What part of your job do you enjoy the most?
Meeting new people and being helpful. Every volunteer brings new energy to the program and makes it alive. Their support and kind heart inspire and give hope for a brighter future. Showing support to the community gives it the motivation to keep going and develop.
“From my very first contact with Olga, she created an environment with an open and positive communication culture. Olga in her gentle and positive manner, makes you feel safe and fills you with positive energy-she energizes you! She’s a beautiful woman with a huge heart and love for other people from her country, Ukraine. Olga has superior organizational skills and is a great listener. Also, she’s very inspirational and gave our team excellent motivation to achieve our team goals. Olga was flexible and adjusted plans as necessary.”
-Joan Dwyer, a volunteer on Olga’s first team, Retired Federal law enforcement agent
Why should people sign up for a service program in Poland?
Poland program impacts kids’ experience and gives a spark that leads to improvement of their English language skills. Although they learn it at school, speaking English is the hardest part and is often missed in the school system. Global Volunteers program in Poland gives them the opportunity to learn from native speakers, these skills are helpful in their future careers and studies.

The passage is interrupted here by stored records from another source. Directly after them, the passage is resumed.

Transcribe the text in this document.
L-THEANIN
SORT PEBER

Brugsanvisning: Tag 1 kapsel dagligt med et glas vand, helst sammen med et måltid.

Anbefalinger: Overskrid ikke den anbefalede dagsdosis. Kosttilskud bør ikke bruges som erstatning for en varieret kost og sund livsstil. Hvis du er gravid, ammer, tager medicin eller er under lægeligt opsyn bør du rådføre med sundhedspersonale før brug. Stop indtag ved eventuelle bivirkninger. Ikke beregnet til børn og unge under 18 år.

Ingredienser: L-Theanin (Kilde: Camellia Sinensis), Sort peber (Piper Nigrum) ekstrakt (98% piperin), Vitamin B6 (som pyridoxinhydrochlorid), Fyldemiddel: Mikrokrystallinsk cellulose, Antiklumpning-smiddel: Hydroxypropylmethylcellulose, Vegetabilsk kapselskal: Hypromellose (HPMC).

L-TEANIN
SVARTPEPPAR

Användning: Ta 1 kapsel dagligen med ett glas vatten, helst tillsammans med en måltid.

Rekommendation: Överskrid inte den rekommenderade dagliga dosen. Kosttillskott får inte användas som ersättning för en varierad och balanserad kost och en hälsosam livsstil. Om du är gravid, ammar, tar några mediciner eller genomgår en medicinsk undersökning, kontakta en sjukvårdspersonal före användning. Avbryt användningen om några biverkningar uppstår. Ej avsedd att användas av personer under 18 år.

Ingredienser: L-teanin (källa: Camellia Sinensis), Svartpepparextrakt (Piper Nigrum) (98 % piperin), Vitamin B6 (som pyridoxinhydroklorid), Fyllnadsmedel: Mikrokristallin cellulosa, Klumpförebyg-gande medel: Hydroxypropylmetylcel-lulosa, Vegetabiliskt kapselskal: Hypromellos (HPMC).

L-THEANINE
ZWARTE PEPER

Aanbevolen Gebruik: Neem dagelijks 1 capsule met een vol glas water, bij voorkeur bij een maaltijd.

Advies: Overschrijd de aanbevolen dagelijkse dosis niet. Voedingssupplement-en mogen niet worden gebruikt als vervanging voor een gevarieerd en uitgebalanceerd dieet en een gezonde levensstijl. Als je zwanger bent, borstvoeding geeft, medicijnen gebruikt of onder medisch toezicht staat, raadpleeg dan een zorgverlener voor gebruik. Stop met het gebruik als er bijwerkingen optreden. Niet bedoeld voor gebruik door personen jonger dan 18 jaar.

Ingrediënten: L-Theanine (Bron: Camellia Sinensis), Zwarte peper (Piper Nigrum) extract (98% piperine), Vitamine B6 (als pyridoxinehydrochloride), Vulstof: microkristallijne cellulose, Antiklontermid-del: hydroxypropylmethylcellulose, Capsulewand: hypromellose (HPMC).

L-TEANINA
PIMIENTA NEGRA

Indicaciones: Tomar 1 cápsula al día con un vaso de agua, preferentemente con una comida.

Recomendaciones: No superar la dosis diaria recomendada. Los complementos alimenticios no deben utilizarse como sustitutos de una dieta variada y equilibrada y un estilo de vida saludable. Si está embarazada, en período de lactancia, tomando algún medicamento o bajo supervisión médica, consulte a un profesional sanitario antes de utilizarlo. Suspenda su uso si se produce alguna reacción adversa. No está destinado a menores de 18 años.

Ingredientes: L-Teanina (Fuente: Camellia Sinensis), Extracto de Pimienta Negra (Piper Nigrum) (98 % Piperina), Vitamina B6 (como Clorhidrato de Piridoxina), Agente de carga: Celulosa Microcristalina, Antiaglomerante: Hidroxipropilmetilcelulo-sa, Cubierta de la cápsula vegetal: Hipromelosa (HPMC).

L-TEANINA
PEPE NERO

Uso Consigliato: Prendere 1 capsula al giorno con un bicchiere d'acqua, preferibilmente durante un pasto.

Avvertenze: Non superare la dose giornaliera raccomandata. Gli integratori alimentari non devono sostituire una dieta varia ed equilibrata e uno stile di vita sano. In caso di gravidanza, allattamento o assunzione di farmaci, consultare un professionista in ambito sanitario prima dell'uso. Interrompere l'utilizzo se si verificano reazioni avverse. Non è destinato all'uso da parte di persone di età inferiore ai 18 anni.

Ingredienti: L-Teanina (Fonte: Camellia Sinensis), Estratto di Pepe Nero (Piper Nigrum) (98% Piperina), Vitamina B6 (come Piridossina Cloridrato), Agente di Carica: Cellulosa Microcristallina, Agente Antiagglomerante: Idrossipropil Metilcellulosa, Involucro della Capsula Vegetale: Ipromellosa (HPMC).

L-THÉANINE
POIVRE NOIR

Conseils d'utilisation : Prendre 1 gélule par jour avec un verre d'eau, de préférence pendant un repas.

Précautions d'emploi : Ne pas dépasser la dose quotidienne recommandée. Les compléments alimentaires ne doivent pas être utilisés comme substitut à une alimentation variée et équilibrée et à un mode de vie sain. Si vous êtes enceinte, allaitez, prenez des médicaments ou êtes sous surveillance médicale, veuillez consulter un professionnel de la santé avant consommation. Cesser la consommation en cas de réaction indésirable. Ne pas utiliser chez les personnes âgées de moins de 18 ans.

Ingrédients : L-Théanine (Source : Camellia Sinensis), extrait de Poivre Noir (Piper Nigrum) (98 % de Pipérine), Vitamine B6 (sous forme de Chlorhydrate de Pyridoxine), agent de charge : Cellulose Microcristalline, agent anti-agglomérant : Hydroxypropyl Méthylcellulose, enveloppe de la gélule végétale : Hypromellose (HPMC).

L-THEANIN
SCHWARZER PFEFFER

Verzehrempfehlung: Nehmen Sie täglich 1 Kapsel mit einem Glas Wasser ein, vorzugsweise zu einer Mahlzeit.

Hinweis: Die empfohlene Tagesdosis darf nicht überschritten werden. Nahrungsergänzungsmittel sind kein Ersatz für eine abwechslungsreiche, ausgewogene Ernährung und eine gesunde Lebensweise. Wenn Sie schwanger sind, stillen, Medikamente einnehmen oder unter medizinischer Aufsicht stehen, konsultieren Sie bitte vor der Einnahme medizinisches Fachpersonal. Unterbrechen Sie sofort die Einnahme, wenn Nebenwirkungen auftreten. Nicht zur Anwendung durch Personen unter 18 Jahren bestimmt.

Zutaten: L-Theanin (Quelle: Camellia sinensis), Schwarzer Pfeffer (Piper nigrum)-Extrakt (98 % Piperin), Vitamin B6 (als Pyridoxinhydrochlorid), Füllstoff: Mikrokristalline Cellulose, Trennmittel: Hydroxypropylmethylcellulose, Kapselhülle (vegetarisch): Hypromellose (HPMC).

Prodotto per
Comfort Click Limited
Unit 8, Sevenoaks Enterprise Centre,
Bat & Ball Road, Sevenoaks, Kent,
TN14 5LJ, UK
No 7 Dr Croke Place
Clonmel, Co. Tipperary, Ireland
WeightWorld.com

What is best about a week or two of volunteer travel in Poland?
The best part of participating in the Poland program is getting to know Polish culture and people. Local partners and the community are accommodating and friendly. Our main location at the manor house in Reymontówka has a great history as many other cultural destinations. I have polish roots, but only when I came to Poland, I felt a true bond with the people. They are very supportive of Ukrainians and help a lot to this day. Forever grateful for their support and Global Volunteers’ work with Ukrainian moms and kids.
How do you spend your free time?
In my free time, I like to do arts (drawing and painting), cook and bake, learn languages, travel, and explore new cultures. I was always fond of languages. I think I have studied English since the moment I can remember myself. The world can be a better place if you try to understand it.